2. Kabinet yang Sering Berganti

  • Ketidakstabilan politik adalah ciri utama dari masa Demokrasi Parlementer. Karena tidak ada partai politik yang mampu menguasai mayoritas di parlemen, pemerintahan dibentuk oleh koalisi partai. Namun, koalisi ini sering kali rapuh dan mudah runtuh ketika terjadi perpecahan internal.
  • Sepanjang periode ini, terjadi tujuh kali pergantian kabinet:
    1. Kabinet Natsir (1950-1951): Kabinet ini gagal membangun stabilitas politik, sehingga jatuh setelah tidak mendapat dukungan dari parlemen.
    2. Kabinet Sukiman (1951-1952): Kabinet ini jatuh akibat kontroversi atas Perjanjian Mutual Security Act (MSA) dengan Amerika Serikat.
    3. Kabinet Wilopo (1952-1953): Terlibat dalam insiden 17 Oktober 1952, di mana militer menuntut pembubaran parlemen. Kabinet ini jatuh akibat kerusuhan agraria di Tanjung Morawa.
    4. Kabinet Ali Sastroamidjojo I (1953-1955): Kabinet ini berhasil mengadakan Pemilu 1955, namun jatuh karena masalah dalam koalisi.
    5. Kabinet Burhanuddin Harahap (1955-1956): Mengadakan pemilu untuk memilih anggota Konstituante, tetapi kabinet ini tidak bertahan lama.
    6. Kabinet Ali Sastroamidjojo II (1956-1957): Kabinet ini menghadapi krisis ekonomi dan pemberontakan daerah.
    7. Kabinet Djuanda (1957-1959): Kabinet terakhir pada masa Demokrasi Parlementer yang berusaha mempersatukan bangsa dengan pemerintahan yang dikenal sebagai "Kabinet Karya".

3. Pemilu 1955

  • Salah satu pencapaian demokratis terbesar pada masa ini adalah Pemilu 1955, yang merupakan pemilu pertama yang diadakan di Indonesia. Pemilu ini berlangsung dalam dua tahap:
    • 29 September 1955 untuk memilih anggota Dewan Perwakilan Rakyat (DPR).
    • 15 Desember 1955 untuk memilih anggota Konstituante, yang bertugas menyusun konstitusi baru.
  • Pemilu 1955 dianggap sebagai salah satu pemilu paling demokratis dalam sejarah Indonesia, dengan partisipasi yang luas dari masyarakat dan diikuti oleh berbagai partai politik.
  • Empat partai besar yang memperoleh suara terbanyak dalam pemilu adalah:
    1. Partai Nasional Indonesia (PNI): Berbasis nasionalis, dipimpin oleh tokoh-tokoh yang dekat dengan Sukarno.
    2. Masyumi: Berbasis Islam modernis, mendukung penerapan nilai-nilai Islam dalam politik.
    3. Nahdlatul Ulama (NU): Berbasis Islam tradisionalis, mengutamakan kepentingan ulama dan pesantren.
    4. Partai Komunis Indonesia (PKI): Berbasis ideologi komunis, yang semakin kuat pengaruhnya setelah pemilu ini.

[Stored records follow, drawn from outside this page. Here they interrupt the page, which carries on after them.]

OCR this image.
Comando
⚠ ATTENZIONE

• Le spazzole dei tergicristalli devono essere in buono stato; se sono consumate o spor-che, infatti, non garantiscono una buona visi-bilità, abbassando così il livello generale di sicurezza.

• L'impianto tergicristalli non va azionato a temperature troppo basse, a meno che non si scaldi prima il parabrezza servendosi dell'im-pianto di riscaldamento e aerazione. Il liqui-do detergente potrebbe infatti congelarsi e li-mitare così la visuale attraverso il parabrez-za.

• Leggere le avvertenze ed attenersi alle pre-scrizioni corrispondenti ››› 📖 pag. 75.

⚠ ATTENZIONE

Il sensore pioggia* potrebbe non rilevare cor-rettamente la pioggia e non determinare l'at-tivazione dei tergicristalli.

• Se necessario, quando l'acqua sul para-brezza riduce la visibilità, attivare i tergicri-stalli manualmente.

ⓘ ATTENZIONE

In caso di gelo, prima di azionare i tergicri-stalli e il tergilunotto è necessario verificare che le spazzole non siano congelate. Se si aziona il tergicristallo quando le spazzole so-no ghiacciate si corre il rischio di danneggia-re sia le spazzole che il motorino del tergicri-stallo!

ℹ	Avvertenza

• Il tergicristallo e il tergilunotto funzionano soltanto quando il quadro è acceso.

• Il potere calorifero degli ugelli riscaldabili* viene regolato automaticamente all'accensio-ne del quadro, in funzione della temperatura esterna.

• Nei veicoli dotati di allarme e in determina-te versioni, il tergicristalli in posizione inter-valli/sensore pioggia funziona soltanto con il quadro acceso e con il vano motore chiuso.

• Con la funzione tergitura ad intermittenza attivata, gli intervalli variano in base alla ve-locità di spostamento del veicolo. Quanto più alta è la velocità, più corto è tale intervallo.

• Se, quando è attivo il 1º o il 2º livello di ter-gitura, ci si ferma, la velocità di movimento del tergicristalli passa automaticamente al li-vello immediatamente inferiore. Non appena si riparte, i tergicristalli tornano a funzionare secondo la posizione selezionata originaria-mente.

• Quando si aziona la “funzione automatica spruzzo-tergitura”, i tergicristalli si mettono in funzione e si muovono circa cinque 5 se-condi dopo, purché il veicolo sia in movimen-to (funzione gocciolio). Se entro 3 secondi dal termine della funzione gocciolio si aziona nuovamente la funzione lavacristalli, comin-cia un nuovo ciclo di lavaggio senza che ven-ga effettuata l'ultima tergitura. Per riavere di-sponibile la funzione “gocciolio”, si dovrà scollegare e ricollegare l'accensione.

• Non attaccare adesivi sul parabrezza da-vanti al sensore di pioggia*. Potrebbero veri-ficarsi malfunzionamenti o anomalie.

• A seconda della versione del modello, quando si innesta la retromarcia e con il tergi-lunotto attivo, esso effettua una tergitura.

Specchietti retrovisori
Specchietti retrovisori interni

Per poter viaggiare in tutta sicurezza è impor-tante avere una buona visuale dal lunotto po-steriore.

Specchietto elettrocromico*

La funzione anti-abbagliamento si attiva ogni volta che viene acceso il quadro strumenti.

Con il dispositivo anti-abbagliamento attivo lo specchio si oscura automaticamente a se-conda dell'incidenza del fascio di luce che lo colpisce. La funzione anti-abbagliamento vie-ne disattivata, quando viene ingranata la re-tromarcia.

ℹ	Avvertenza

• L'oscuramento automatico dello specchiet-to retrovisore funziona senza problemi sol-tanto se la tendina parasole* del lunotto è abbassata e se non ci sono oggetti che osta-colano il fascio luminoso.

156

4. Persaingan Ideologi Politik

  • Periode ini diwarnai oleh persaingan ideologi antara berbagai partai politik. Tiga kekuatan ideologi utama yang saling bersaing adalah:
    1. Nasionalisme: Diwakili oleh PNI, yang mendukung integrasi nasional dan negara berdasarkan Pancasila.
    2. Islamisme: Diwakili oleh Masyumi dan NU, yang mendukung peran agama Islam dalam pemerintahan. Masyumi mendukung negara Islam, sementara NU lebih fleksibel.
    3. Komunisme: Diwakili oleh PKI, yang mendukung perjuangan kelas dan pemerintahan yang lebih dekat dengan blok komunis (Uni Soviet dan Tiongkok).
  • Persaingan ideologi ini mempengaruhi jalannya pemerintahan dan menciptakan ketegangan politik yang sering berakhir dengan jatuhnya kabinet.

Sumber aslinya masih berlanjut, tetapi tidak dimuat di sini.